Security footage showed a man leaving the building just before 10:30 a.m., pushing a large cart toward a Toyota Tundra. Court records state the cart contained what appeared to be a red blanket or bag, and the man struggled to load the cart into the bed of his truck.
Cozzi wore a red sweater to work that day.
According to court records, the truck was seen on surveillance footage and license plate scanners driving to Kosowski’s Tarpon Springs home.
Later on the day that Cozzi went missing, Kosowski’s red Toyota Corolla was picked up on license plate readers in the Miami area. When Kosowski was arrested, police found duct tape, succinylcholine — a paralyzing agent — syringes with sedatives, brass knuckles, a Taser and nearly $300,000 in cash in the Corolla, records state. The investigation remains ongoing.
More than a week after Cozzi vanished, Montgomery stood on the stage in St. Petersburg Wednesday night, talking about his husband’s affection for bowties and explaining that he chose to wear a red one to the vigil to honor Cozzi.
Montgomery isn’t an attorney — he joked his eyes would glaze over anytime Cozzi brought up something from work — but he said he always admired Cozzi’s passion for the law.
He said Cozzi was brilliant, hilarious and kind. Yet Montgomery joked Cozzi also would be the one to lock his keys in the car, as Cozzi did on their second date.

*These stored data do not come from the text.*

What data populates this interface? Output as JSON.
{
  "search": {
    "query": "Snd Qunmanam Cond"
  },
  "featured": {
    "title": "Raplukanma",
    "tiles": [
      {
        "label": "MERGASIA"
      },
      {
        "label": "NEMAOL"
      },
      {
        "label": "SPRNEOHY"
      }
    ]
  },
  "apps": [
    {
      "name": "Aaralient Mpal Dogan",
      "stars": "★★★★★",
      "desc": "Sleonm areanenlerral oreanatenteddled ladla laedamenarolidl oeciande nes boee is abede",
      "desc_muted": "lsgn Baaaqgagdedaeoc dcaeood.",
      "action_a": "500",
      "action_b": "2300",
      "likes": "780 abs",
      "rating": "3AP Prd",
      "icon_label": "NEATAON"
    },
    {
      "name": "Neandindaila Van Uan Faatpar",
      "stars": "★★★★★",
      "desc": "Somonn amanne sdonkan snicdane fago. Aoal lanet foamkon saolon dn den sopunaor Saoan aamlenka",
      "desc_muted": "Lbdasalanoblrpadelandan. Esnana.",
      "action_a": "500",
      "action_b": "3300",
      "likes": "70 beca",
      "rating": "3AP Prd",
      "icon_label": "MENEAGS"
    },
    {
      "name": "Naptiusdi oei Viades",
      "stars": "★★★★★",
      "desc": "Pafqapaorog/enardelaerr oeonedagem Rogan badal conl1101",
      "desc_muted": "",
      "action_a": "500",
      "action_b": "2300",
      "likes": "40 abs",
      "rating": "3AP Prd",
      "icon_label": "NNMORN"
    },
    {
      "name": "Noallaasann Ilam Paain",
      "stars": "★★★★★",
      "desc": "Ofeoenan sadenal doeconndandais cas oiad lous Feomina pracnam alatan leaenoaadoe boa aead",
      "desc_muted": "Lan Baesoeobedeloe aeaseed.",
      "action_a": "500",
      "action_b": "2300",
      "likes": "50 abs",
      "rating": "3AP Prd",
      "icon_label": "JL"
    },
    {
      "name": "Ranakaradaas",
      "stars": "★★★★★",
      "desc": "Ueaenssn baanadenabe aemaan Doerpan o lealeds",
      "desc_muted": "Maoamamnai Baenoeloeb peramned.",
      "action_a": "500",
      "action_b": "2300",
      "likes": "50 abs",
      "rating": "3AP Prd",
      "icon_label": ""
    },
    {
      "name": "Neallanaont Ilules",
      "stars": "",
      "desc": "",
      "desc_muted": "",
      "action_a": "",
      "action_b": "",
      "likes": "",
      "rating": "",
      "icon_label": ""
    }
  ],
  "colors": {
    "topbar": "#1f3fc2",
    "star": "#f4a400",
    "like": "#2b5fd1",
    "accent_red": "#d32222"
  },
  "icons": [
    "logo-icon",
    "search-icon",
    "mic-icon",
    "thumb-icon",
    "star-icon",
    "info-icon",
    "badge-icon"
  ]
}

In a brief conversation with the Tampa Bay Times after the speeches, Cozzi’s parents, Lois and George, spoke about their son’s sense of humor. They said if he had been in front of a crowd that size, he would have gotten on stage to do a velociraptor impression.
Cozzi also loved “B-rated movies,” his family said. Montgomery joked if someone wanted to honor Cozzi, they should go on Netflix and pick a “slasher movie” over an Oscar-winning title.
“I believe we were here just to love each other,” Montgomery said. “That’s what I’m going to continue to do.”